RF Test Equipment that generates test signals or analyzes transmitted signals from RF components or equipment
Electrical Test Probes used to establish a connection between a circuit under test and the measuring instrument
Transformer Test Equipment consisting of specialized test modules or systems used to test and/or monitor electrical and mechanical parameters of transformers and other related devices.

History of the Invention of Electronic Testing Equipment
After Volta's battery was invented in 1600, the first utilization of electricity was in telegraphic communication. At that time, neither voltage nor current needed to be measured regularly. Measurement was necessary only at times of failure or in preparation. Even when trans-Atlantic telegraphic communication was successfully completed in 1866, the Kelvin Mirror Galvanometer was used as a telegraphic receiving instrument.

When the electric power industry began to develop in the second half of the 19th century, current and voltage needed to be measured regularly. One of the engineers who put the precision DC ammeter into practical use naming it as Portable Instrument was Edward Weston. In 1886, Weston completed a portable DC ammeter with an accuracy of 0.5%, and subsequently invented stable resistance called Manganin--an ammeter for large currents and an AC meter.

In 1892, J. A. Fleming, Edison's British adviser, became interested in the "Edison effect" and attempted to carry out supplementary examinations. In contrast to Edison's method, he put a metal plate, then a cylinder into the electric bulb, naming the equipment an "Oscillation Valve". E. Doyle and L. Chubb applied this valve to the measurement of high voltages.

Following Thomas Edison’s invention of electrical light in 1896, it became necessary to address the safety hazards and performance variances of electrical lamps. Since that time both the electrical product and electrical product testing industries have grown significantly.

I. Langmuir of GE invented a durable tube with high power, using a high vacuum. The vacuum-tube voltmeter incorporated this tube as an amplifier or a wave detector called a Valve-Voltmeter or Vacuum-Tube Voltmeter. The first vacuum-tube voltmeter was invented by E.B. Moullin of the University of Cambridge in 1922, and was put on the market as the product of the Cambridge Scientific Instrument Company. Several kinds of voltmeters were then manufactured.

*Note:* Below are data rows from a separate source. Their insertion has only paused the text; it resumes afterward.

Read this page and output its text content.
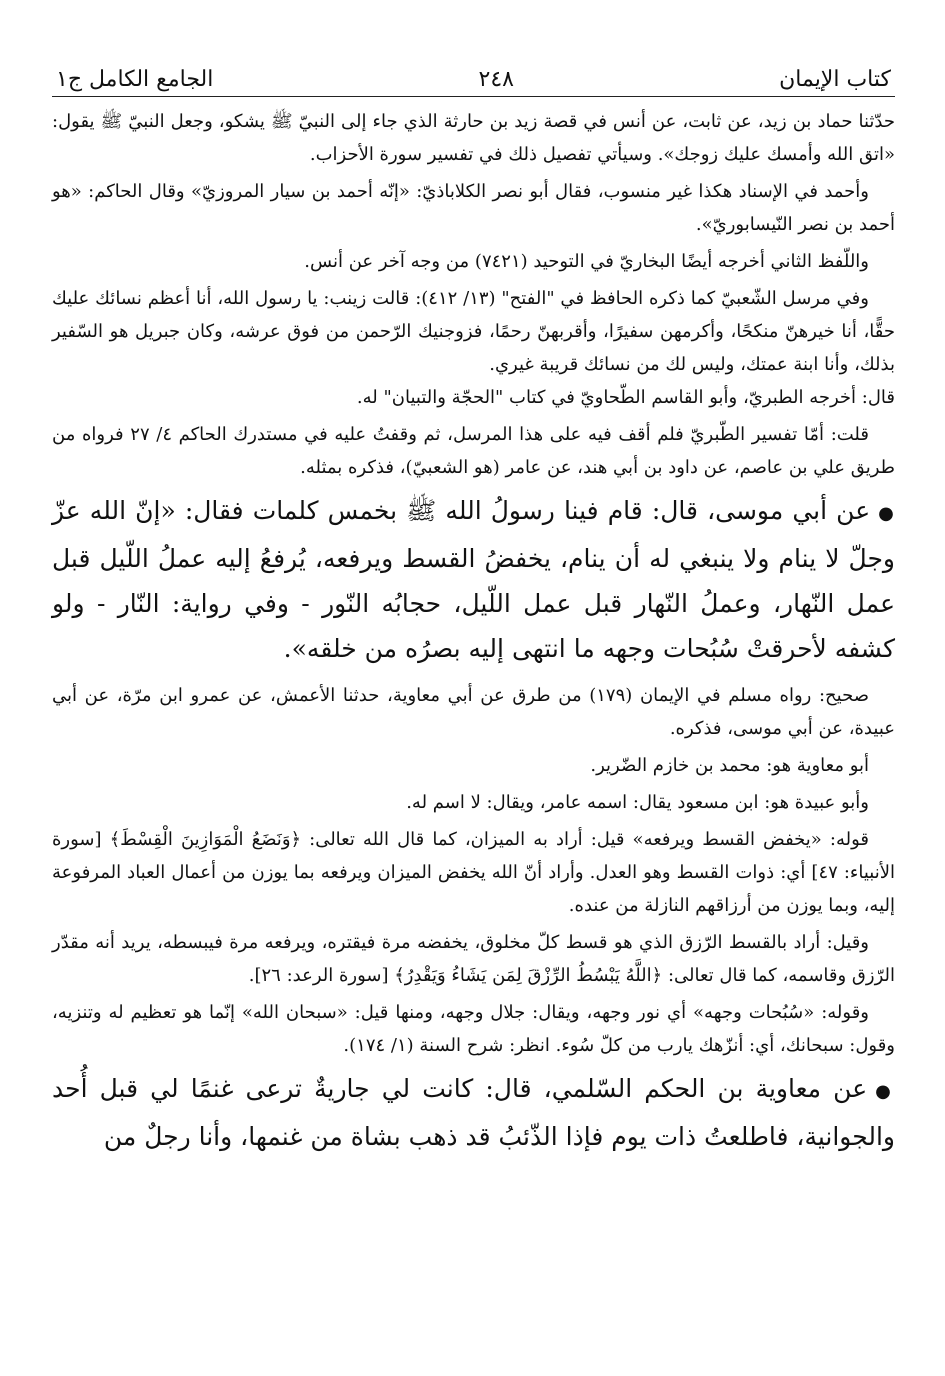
كتاب الإيمان
٢٤٨
الجامع الكامل ج١

حدّثنا حماد بن زيد، عن ثابت، عن أنس في قصة زيد بن حارثة الذي جاء إلى النبيّ ﷺ يشكو، وجعل النبيّ ﷺ يقول: «اتق الله وأمسك عليك زوجك». وسيأتي تفصيل ذلك في تفسير سورة الأحزاب.

وأحمد في الإسناد هكذا غير منسوب، فقال أبو نصر الكلاباذيّ: «إنّه أحمد بن سيار المروزيّ» وقال الحاكم: «هو أحمد بن نصر النّيسابوريّ».

واللّفظ الثاني أخرجه أيضًا البخاريّ في التوحيد (٧٤٢١) من وجه آخر عن أنس.

وفي مرسل الشّعبيّ كما ذكره الحافظ في "الفتح" (١٣/ ٤١٢): قالت زينب: يا رسول الله، أنا أعظم نسائك عليك حقًّا، أنا خيرهنّ منكحًا، وأكرمهن سفيرًا، وأقربهنّ رحمًا، فزوجنيك الرّحمن من فوق عرشه، وكان جبريل هو السّفير بذلك، وأنا ابنة عمتك، وليس لك من نسائك قريبة غيري.

قال: أخرجه الطبريّ، وأبو القاسم الطّحاويّ في كتاب "الحجّة والتبيان" له.

قلت: أمّا تفسير الطّبريّ فلم أقف فيه على هذا المرسل، ثم وقفتُ عليه في مستدرك الحاكم ٤/ ٢٧ فرواه من طريق علي بن عاصم، عن داود بن أبي هند، عن عامر (هو الشعبيّ)، فذكره بمثله.

●عن أبي موسى، قال: قام فينا رسولُ الله ﷺ بخمس كلمات فقال: «إنّ الله عزّ وجلّ لا ينام ولا ينبغي له أن ينام، يخفضُ القسط ويرفعه، يُرفعُ إليه عملُ اللّيل قبل عمل النّهار، وعملُ النّهار قبل عمل اللّيل، حجابُه النّور - وفي رواية: النّار - ولو كشفه لأحرقتْ سُبُحات وجهه ما انتهى إليه بصرُه من خلقه».

صحيح: رواه مسلم في الإيمان (١٧٩) من طرق عن أبي معاوية، حدثنا الأعمش، عن عمرو ابن مرّة، عن أبي عبيدة، عن أبي موسى، فذكره.

أبو معاوية هو: محمد بن خازم الضّرير.

وأبو عبيدة هو: ابن مسعود يقال: اسمه عامر، ويقال: لا اسم له.

قوله: «يخفض القسط ويرفعه» قيل: أراد به الميزان، كما قال الله تعالى: ﴿وَنَضَعُ الْمَوَازِينَ الْقِسْطَ﴾ [سورة الأنبياء: ٤٧] أي: ذوات القسط وهو العدل. وأراد أنّ الله يخفض الميزان ويرفعه بما يوزن من أعمال العباد المرفوعة إليه، وبما يوزن من أرزاقهم النازلة من عنده.

وقيل: أراد بالقسط الرّزق الذي هو قسط كلّ مخلوق، يخفضه مرة فيقتره، ويرفعه مرة فيبسطه، يريد أنه مقدّر الرّزق وقاسمه، كما قال تعالى: ﴿اللَّهُ يَبْسُطُ الرِّزْقَ لِمَن يَشَاءُ وَيَقْدِرُ﴾ [سورة الرعد: ٢٦].

وقوله: «سُبُحات وجهه» أي نور وجهه، ويقال: جلال وجهه، ومنها قيل: «سبحان الله» إنّما هو تعظيم له وتنزيه، وقول: سبحانك، أي: أنزّهك يارب من كلّ سُوء. انظر: شرح السنة (١/ ١٧٤).

●عن معاوية بن الحكم السّلمي، قال: كانت لي جاريةٌ ترعى غنمًا لي قبل أُحد والجوانية، فاطلعتُ ذات يوم فإذا الذّئبُ قد ذهب بشاة من غنمها، وأنا رجلٌ من
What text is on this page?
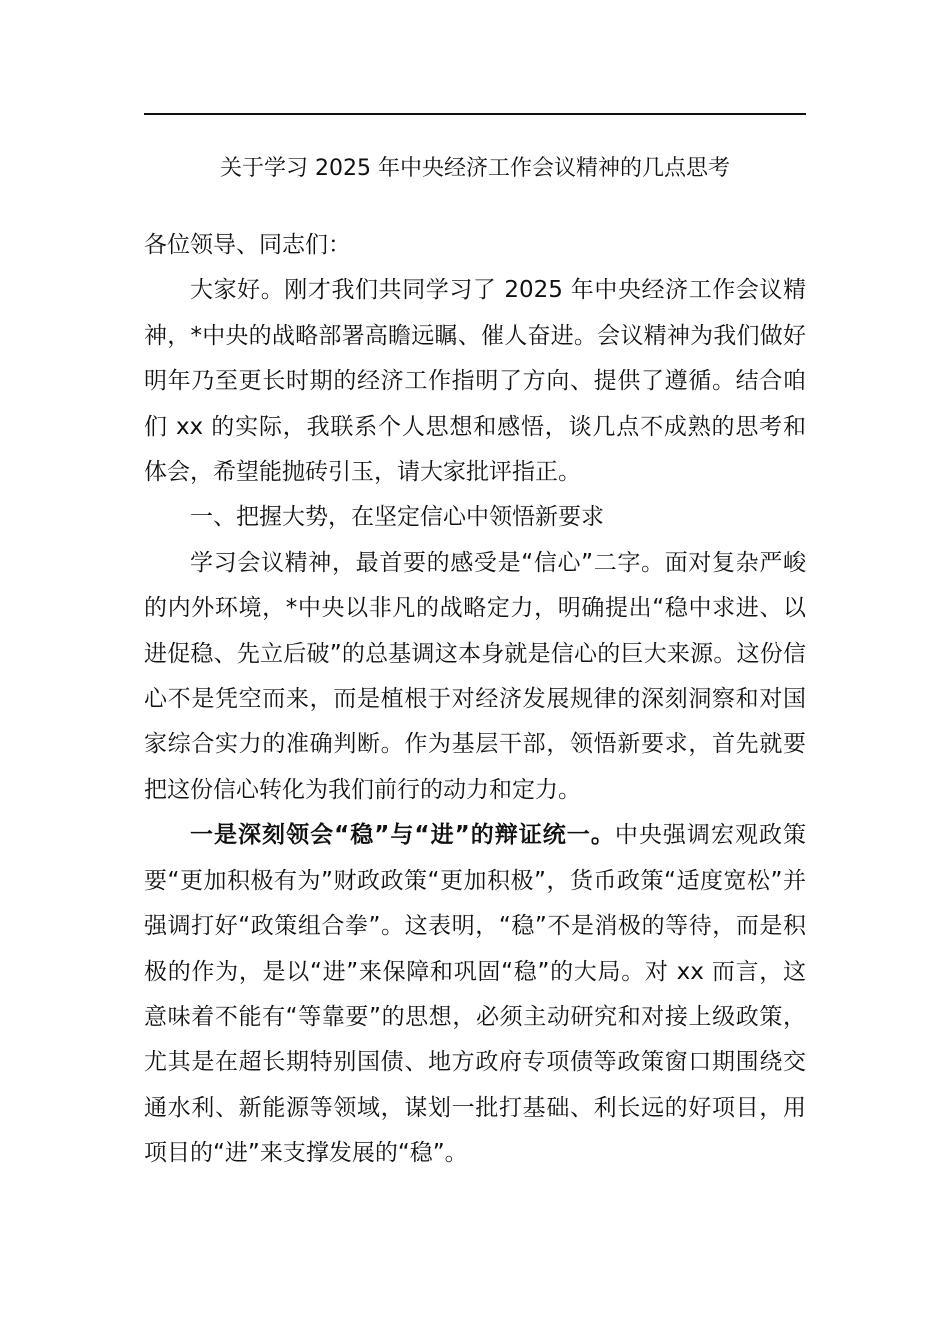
关于学习 2025 年中央经济工作会议精神的几点思考

各位领导、同志们：

大家好。刚才我们共同学习了 2025 年中央经济工作会议精神，*中央的战略部署高瞻远瞩、催人奋进。会议精神为我们做好明年乃至更长时期的经济工作指明了方向、提供了遵循。结合咱们 xx 的实际，我联系个人思想和感悟，谈几点不成熟的思考和体会，希望能抛砖引玉，请大家批评指正。

一、把握大势，在坚定信心中领悟新要求

学习会议精神，最首要的感受是“信心”二字。面对复杂严峻的内外环境，*中央以非凡的战略定力，明确提出“稳中求进、以进促稳、先立后破”的总基调这本身就是信心的巨大来源。这份信心不是凭空而来，而是植根于对经济发展规律的深刻洞察和对国家综合实力的准确判断。作为基层干部，领悟新要求，首先就要把这份信心转化为我们前行的动力和定力。

一是深刻领会“稳”与“进”的辩证统一。中央强调宏观政策要“更加积极有为”财政政策“更加积极”，货币政策“适度宽松”并强调打好“政策组合拳”。这表明，“稳”不是消极的等待，而是积极的作为，是以“进”来保障和巩固“稳”的大局。对 xx 而言，这意味着不能有“等靠要”的思想，必须主动研究和对接上级政策，尤其是在超长期特别国债、地方政府专项债等政策窗口期围绕交通水利、新能源等领域，谋划一批打基础、利长远的好项目，用项目的“进”来支撑发展的“稳”。
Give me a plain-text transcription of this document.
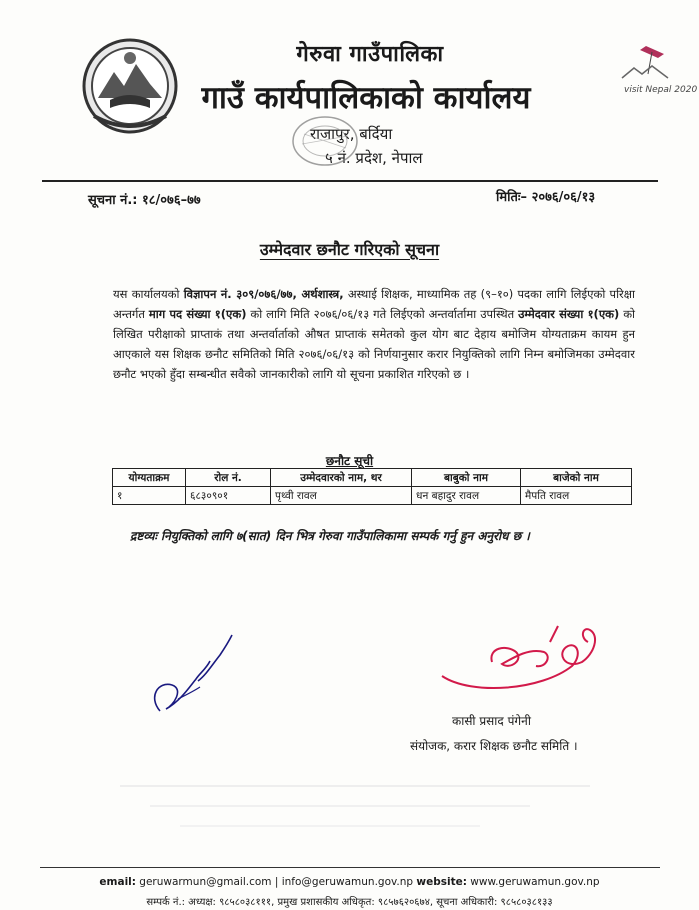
visit Nepal 2020
गेरुवा गाउँपालिका
गाउँ कार्यपालिकाको कार्यालय
राजापुर, बर्दिया
५ नं. प्रदेश, नेपाल
सूचना नं.: १८/०७६–७७	मितिः– २०७६/०६/१३
उम्मेदवार छनौट गरिएको सूचना
यस कार्यालयको विज्ञापन नं. ३०९/०७६/७७, अर्थशास्त्र, अस्थाई शिक्षक, माध्यामिक तह (९–१०) पदका लागि लिईएको परिक्षा अन्तर्गत माग पद संख्या १(एक) को लागि मिति २०७६/०६/१३ गते लिईएको अन्तर्वार्तामा उपस्थित उम्मेदवार संख्या १(एक) को लिखित परीक्षाको प्राप्ताकं तथा अन्तर्वार्ताको औषत प्राप्ताकं समेतको कुल योग बाट देहाय बमोजिम योग्यताक्रम कायम हुन आएकाले यस शिक्षक छनौट समितिको मिति २०७६/०६/१३ को निर्णयानुसार करार नियुक्तिको लागि निम्न बमोजिमका उम्मेदवार छनौट भएको हुँदा सम्बन्धीत सवैको जानकारीको लागि यो सूचना प्रकाशित गरिएको छ ।
छनौट सूची
योग्यताक्रम	रोल नं.	उम्मेदवारको नाम, थर	बाबुको नाम	बाजेको नाम
१	६८३०९०१	पृथ्वी रावल	धन बहादुर रावल	मैपति रावल
द्रष्टव्यः नियुक्तिको लागि ७(सात) दिन भित्र गेरुवा गाउँपालिकामा सम्पर्क गर्नु हुन अनुरोध छ ।
कासी प्रसाद पंगेनी
संयोजक, करार शिक्षक छनौट समिति ।
email: geruwarmun@gmail.com | info@geruwamun.gov.np website: www.geruwamun.gov.np
सम्पर्क नं.: अध्यक्ष: ९८५८०३८१११, प्रमुख प्रशासकीय अधिकृत: ९८५७६२०६७४, सूचना अधिकारी: ९८५८०३८१३३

H. S. Black devised a negative feedback circuit in 1927 through the study of the carrier telephone amplifier of Bell Laboratories. This circuit improved the stability of the amplifier and its nonlinear nature, and the way to quantitative measuring instruments was established.

A. D. Blumlein invented the differential circuit in 1936, and a more stable DC amplifier was realized. Meters featuring the ability to measure from a direct current to a high frequency on a linear scale, and with no requirement for zero point adjustment, were also manufactured.

In the 1950s, the practical small vacuum-tube voltmeter using a miniature tube was finally completed. Moreover, the meter became easier to use because a linear scale was created using negative feedback. The dual slope analog-to-digital conversion circuit, developed in 1957, was an excellent circuit for measuring instruments.

The above historical abstract is on voltmeter. The first electronic measuring instruments were physically impossible to transport, and were functionally inadequate for use in a laboratory. The measuring instruments of today have evolved into easy-to-use instruments with higher performance, adopting new active components developed one after another. Testing instruments that have adopted such new technology have enabled even more precise measurement. A number of electronic testing equipments were developed with time and the innovation still continues.